Il y a donc pour la Suisse un intérêt de premier ordre à obtenir une représentation dans ce Conseil.
Deux solutions pourraient être envisagées. Ou bien nous imiterions l’attitude adoptée en 1881 par les porteurs néerlandais et nous confierions nos intérêts au représentant officiel d’une des grandes puissances intéressées. Si nous suivions cette voie c’est, me semble-t-il, à la France que nous devrions nous adresser, d’abord parce que c’est à Paris que sont nées toutes les institutions qui, jusqu’à la guerre, ont régi la vie financière de l’Empire ottoman, ensuite parce que, la réorganisation des finances turques étant intimement liée au problème général de la paix, il serait avantageux d’amalgamer nos intérêts à ceux d’un pays qui sera le siège de la Conférence de la paix et qui a toujours joué un rôle de premier rang dans l’histoire des finances turques.
Mais cette solution pourrait présenter des inconvénients pour l’indépendance des intéressés suisses. Ceux-ci auraient peut-être de bons motifs de préférer avoir dans le Conseil de la dette leur propre représentant. Dans ce cas, on ne pourrait, à mon avis, faire un choix meilleur que celui de notre compatriote M. Pyrame Naville qui est l’un des fondateurs de la Banque ottomane et qui connait à fond toute la question. Je crois pouvoir assurer que M. Naville serait heureux de rendre service à notre pays en défendant partout où il le pourra les droits et les intérêts des porteurs suisses de titres turcs.
Mais que le choix des intéressés se porte sur l’une ou sur l’autre des deux solutions formulées ci-dessus, rien ne pourrait être fait sans un accord préalable avec les Gouvernements alliés et en tout premier lieu avec le Gouvernement français.
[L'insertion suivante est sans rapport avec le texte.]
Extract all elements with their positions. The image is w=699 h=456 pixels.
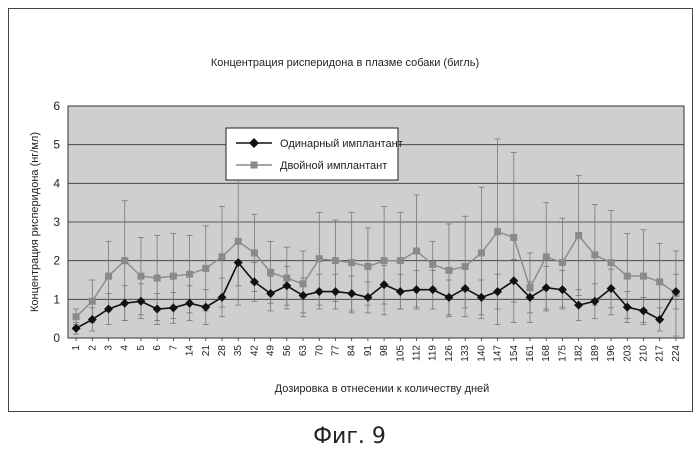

Je vous serais donc très obligé de vouloir bien me faire savoir si vous estimez utile que je sonde dès à présent les dispositions du Cabinet de Paris.
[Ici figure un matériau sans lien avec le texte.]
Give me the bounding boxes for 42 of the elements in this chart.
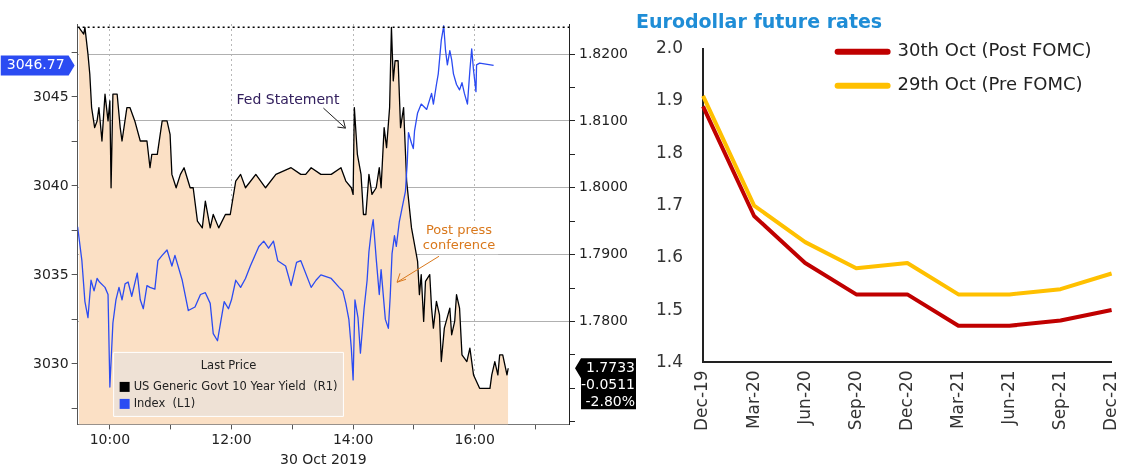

Il y aurait lieu, sans doute, de consulter les directeurs de nos principaux établissements de crédit et, une fois qu’on les aurait mis d’accord sur la ligne de conduite à tenir, d’adresser à toutes les Légations de Suisse dans les capitales de l’Entente des instructions précises.
Je crois devoir insister sur le fait que l’opinion unanime des milieux compétents à Paris est que le Conseil de la dette ne comprendra plus, à l’avenir, de délégués allemand, austro-hongrois et turc.
Je sais, d’autre part, et je vous confie à titre confidentiel que la Banque ottomane prépare actuellement un projet qui sera soumis prochainement aux principales banques françaises et qui prévoit l’installation à Paris, par ladite Banque, d’un bureau spécial chargé d’étudier toutes les questions en suspens relatives à la dette ottomane. Ce projet, aux dires de M. Naville, a les plus grandes chances d’être adopté. Il va sans dire que je m’efforcerai d’être tenu au courant de ces travaux dont l’intérêt pour nous peut devenir considérable.
La besogne ne sera certainement pas facile car les Turcs ont émis, au cours de la guerre, du papier-monnaie pour la somme énorme de 160 millions de livres turques. Cette émission, dont la couverture métallique est pour ainsi dire nulle, était garantie en partie par des bons du Trésor allemand dont la valeur actuelle est fort hypothétique. Il y aura donc à faire une besogne énorme pour assainir la situation monétaire de la Turquie. La question se compliquera encore par le fait des remaniements territoriaux qui pourront modifier la structure de l’Empire ottoman. Le phénomène s’est déjà passé quelquefois et en particulier à la fin de la dernière guerre balkanique. Il y aura lieu sans doute, comme alors, de fixer les parts contributives des états auxquels pourront revenir des régions actuellement turques.
J’adresse, à toutes fins utiles, une copie du présent rapport au Département politique, division des affaires étrangères.